I'd like to think that they're living happily in that situation as compared to when you hear problems faced by "couples" (defined as having a boyfriend girlfriend relationship), but they're not married.

Of course, I am not saying that there will be a no-fight-at-all marriages, especially early marriages, where people believe that young married couples are not matured enough to handle a marital relationship.

Then again, I would respond to that that there are young couples who are matured enough to handle that. Even so, how can you actually define 'maturity that enable people to handle marital relationship'? It's too subjective to define that.

Knowing that you need to conform to that social/cultural expectation of that 'maturity' aforementioned, will make it less possible for those who like each other to get married, instead of thinking in a productive way (i.e. how to get married and seriously thinking of living). This reply is not generalized to all, but in reference to those who thinks "It's too early too get married."

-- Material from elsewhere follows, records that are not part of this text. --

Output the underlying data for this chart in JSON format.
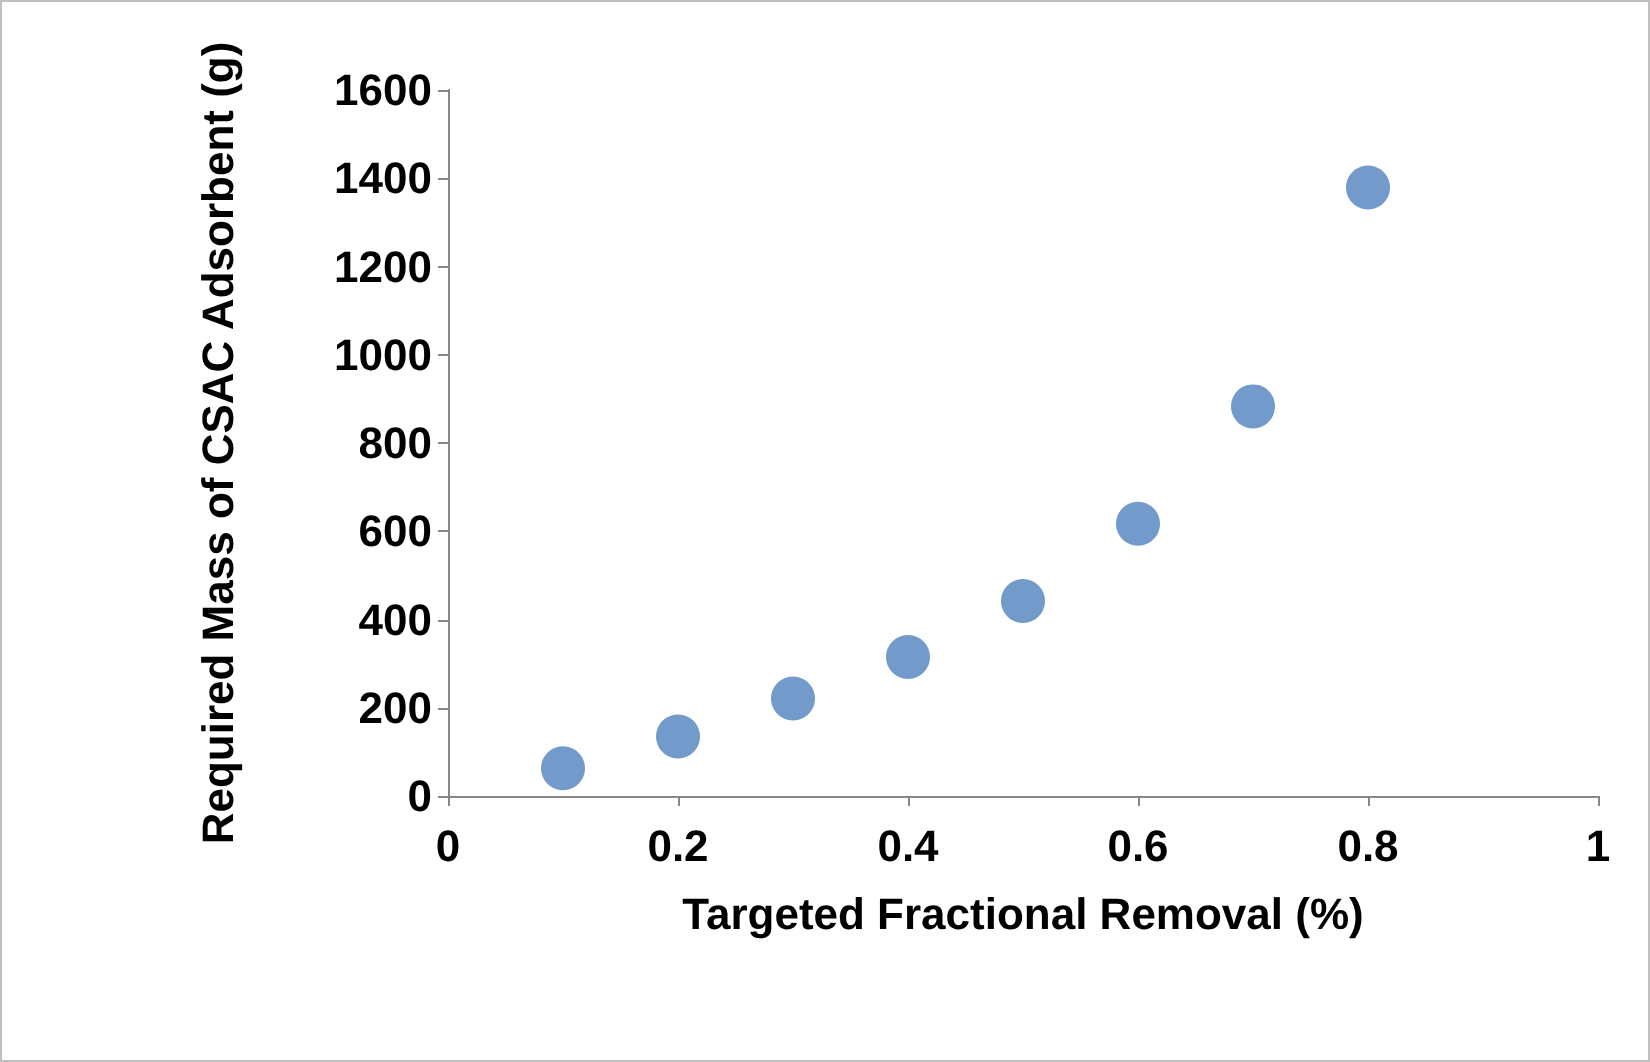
{
  "chart_data": {
    "type": "scatter",
    "xlabel": "Targeted Fractional Removal (%)",
    "ylabel": "Required Mass of CSAC Adsorbent (g)",
    "x": [
      0.1,
      0.2,
      0.3,
      0.4,
      0.5,
      0.6,
      0.7,
      0.8
    ],
    "series": [
      {
        "color": "#4f81bd",
        "values": [
          63,
          135,
          221,
          315,
          442,
          617,
          883,
          1379
        ]
      }
    ],
    "xlim": [
      0,
      1
    ],
    "xticks": [
      0,
      0.2,
      0.4,
      0.6,
      0.8,
      1
    ],
    "ylim": [
      0,
      1600
    ],
    "yticks": [
      0,
      200,
      400,
      600,
      800,
      1000,
      1200,
      1400,
      1600
    ],
    "marker": "circle",
    "grid": false
  }
}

..with my humble voice. Thank you.

Zaki Samsudin said...

When do you know that you are ready to get married? A simple answer to that is, when you no longer enjoy being single. As one my friends once said (before he got married): "I don't want to wake-up in the morning looking at the wall." :)

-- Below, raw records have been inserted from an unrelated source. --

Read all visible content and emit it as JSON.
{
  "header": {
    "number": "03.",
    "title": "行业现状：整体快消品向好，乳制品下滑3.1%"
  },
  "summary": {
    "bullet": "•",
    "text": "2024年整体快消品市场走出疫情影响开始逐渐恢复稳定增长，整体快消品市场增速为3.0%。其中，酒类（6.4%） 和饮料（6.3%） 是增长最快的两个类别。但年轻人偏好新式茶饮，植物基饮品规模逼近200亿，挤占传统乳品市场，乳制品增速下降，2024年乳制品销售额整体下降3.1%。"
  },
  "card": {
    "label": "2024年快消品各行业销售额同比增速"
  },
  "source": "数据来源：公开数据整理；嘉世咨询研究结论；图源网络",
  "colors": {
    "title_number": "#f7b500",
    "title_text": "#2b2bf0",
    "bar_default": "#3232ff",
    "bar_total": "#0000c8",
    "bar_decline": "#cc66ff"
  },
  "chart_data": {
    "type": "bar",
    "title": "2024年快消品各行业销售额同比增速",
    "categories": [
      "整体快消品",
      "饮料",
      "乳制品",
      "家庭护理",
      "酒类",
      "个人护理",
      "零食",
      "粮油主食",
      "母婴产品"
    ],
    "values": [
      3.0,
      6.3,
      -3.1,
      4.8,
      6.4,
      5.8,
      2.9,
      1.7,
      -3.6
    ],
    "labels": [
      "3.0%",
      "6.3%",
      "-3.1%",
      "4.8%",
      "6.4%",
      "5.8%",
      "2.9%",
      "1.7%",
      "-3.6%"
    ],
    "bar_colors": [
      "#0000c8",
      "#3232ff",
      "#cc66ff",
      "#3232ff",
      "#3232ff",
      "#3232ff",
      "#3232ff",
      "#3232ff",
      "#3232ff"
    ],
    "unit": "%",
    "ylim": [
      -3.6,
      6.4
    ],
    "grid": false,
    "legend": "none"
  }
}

How do you know you are mature enough to marry? Well, I don't think anyone is ever mature enough at the point of marriage. You learn and become more mature along the journey. Thus, the more important thing is to have the willingness to adjust to marriage life and accept when you are married, whatever you do it is not only about you, it's about you and your family. Anyone who can truly accept that I believe is 'mature' enough to get married. Allahu'alam.

bubu said...

Totally agree on "You learn and become more mature along the journey." I do really think that adaptation to new responsibilities will happen when you're in that place already, not before. (Acknowledging that there are exceptional cases.) But of course I'm not saying that people shouldn't look before they leap, carelessly, but sometimes, I believe that people should delve into what they're always worried about delving in.

Responsibility is what pushes you to be what it demands. I felt that when I was surprisingly expected to accept an important position before where I thought I was not ready, but in fact, I was ready-ing myself during the period of that responsibility. (Although marriage and what I was entrusted might not be the same, but responsibility-wise speaking, I assume it is quite similar.)